Consider the morphism of affine varieties $\mathbb{A}^1 \rightarrow \mathbb{V}(y^2 - x^3) \subset \mathbb{A}^2$ defined by $t \mapsto (t^2, t^3).$ Clearly the morphism is a bijection and it also seems clear that we cannot obtain $t$ back from $(t^2, t^3)$ by polynomial maps so the morphism is not an isomorphism. But is there a way to see that this morphism is not an isomorphism visually?
This is a different example. Above is a visualization of $\mathbb{V}(y - x^2)$ and it is easy to see that the morphism $\mathbb{A}^1 \rightarrow \mathbb{V}(y - x^2)$ sending $t \mapsto (t, t^2)$ is an isomorphism as we can project the graph onto $x$ axis.

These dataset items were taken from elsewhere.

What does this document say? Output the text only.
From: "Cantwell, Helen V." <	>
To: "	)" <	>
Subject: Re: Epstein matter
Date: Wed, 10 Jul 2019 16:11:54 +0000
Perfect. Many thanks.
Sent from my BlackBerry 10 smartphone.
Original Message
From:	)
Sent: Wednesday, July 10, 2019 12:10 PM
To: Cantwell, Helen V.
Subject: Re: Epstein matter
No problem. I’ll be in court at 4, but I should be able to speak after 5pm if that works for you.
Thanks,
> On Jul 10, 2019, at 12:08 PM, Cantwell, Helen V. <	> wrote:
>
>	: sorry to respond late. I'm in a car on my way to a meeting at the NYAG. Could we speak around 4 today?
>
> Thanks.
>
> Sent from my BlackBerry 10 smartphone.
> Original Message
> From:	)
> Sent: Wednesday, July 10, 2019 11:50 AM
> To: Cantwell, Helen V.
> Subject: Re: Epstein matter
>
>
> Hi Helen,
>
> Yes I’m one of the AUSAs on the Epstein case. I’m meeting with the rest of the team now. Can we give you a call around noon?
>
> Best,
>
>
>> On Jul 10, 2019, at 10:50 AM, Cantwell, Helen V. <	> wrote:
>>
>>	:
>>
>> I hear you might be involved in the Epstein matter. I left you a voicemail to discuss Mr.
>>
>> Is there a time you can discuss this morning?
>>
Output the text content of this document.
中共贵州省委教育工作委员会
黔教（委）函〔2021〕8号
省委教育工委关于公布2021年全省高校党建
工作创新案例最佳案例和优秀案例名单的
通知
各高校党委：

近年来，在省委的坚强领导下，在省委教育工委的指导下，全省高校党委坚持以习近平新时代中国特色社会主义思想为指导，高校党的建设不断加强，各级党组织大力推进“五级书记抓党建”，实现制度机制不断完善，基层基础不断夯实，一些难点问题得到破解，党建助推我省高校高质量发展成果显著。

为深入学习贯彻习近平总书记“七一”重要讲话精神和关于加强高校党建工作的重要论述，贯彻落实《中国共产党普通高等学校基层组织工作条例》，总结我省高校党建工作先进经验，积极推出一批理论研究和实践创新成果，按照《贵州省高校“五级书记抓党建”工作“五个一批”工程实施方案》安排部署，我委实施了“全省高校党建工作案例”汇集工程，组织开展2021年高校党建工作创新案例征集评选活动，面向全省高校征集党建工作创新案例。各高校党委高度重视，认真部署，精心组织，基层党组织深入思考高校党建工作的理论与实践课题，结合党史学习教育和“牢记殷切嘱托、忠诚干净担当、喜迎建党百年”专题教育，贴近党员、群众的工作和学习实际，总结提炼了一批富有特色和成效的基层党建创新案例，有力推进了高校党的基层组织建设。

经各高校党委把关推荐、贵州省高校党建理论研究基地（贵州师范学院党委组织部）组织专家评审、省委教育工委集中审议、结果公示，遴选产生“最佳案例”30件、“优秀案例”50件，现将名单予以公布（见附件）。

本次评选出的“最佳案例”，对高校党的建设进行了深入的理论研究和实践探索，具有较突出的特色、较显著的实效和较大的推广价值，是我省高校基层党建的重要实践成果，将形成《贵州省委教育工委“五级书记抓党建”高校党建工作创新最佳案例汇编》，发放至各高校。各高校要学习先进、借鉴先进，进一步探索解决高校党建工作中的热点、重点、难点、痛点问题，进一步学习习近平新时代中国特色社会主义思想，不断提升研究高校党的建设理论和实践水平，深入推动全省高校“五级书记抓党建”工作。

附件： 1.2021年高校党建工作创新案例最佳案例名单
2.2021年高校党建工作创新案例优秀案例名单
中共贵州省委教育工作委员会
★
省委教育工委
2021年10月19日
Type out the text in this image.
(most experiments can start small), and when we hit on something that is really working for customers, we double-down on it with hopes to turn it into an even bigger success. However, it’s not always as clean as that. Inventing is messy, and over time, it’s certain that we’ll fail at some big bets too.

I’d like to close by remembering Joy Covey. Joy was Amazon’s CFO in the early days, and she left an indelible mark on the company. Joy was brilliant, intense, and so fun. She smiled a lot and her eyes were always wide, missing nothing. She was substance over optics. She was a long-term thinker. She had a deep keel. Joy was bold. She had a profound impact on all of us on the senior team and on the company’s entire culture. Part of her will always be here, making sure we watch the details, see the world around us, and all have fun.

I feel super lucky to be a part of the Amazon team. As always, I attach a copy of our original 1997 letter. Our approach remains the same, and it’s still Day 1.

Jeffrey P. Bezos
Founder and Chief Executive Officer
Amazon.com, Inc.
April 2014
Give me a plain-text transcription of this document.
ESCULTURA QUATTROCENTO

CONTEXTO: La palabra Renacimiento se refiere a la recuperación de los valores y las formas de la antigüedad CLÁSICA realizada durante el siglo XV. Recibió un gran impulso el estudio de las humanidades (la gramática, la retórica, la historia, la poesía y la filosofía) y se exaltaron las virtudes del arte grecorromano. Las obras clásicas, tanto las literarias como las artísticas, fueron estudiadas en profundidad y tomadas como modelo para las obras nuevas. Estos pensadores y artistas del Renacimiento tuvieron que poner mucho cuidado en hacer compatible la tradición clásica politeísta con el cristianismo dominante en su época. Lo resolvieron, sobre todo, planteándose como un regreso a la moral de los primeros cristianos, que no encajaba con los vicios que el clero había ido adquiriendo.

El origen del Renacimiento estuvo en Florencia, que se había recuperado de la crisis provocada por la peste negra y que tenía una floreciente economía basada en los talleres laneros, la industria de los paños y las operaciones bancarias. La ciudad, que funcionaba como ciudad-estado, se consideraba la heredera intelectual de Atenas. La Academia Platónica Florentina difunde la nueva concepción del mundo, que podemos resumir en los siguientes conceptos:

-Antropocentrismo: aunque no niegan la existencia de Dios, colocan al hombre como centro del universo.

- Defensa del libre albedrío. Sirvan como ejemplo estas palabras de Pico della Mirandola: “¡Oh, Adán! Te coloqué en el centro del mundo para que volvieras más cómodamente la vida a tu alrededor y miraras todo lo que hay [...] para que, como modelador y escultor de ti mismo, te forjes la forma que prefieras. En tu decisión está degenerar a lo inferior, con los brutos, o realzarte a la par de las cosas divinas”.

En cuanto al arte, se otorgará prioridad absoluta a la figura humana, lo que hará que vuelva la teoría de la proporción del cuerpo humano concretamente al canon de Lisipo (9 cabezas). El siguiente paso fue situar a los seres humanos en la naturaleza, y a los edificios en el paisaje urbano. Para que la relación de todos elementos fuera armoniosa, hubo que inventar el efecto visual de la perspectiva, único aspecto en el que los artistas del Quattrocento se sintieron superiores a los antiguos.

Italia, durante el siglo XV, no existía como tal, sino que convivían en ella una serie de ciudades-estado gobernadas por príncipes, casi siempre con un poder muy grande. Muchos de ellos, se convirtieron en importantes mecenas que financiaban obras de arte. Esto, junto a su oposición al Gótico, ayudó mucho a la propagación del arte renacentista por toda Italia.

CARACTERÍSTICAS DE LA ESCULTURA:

However, is there a similarly easy way to see that the morphism is not an isomorphism just from this picture above of $\mathbb{V}(y^2 - x^3)$? I guess one thing going for the first example is recognizing that projections are polynomial maps and hence we obtain a straightforward isomorphism.
One of the properties preserved by isomorphism of schemes is whether or not a point is a singularity.
$V(y^2 - x^3)$ has a singular point: the cusp at the origin. $\mathbb{A}^1$ is nonsingular.
So, they can't be isomorphic.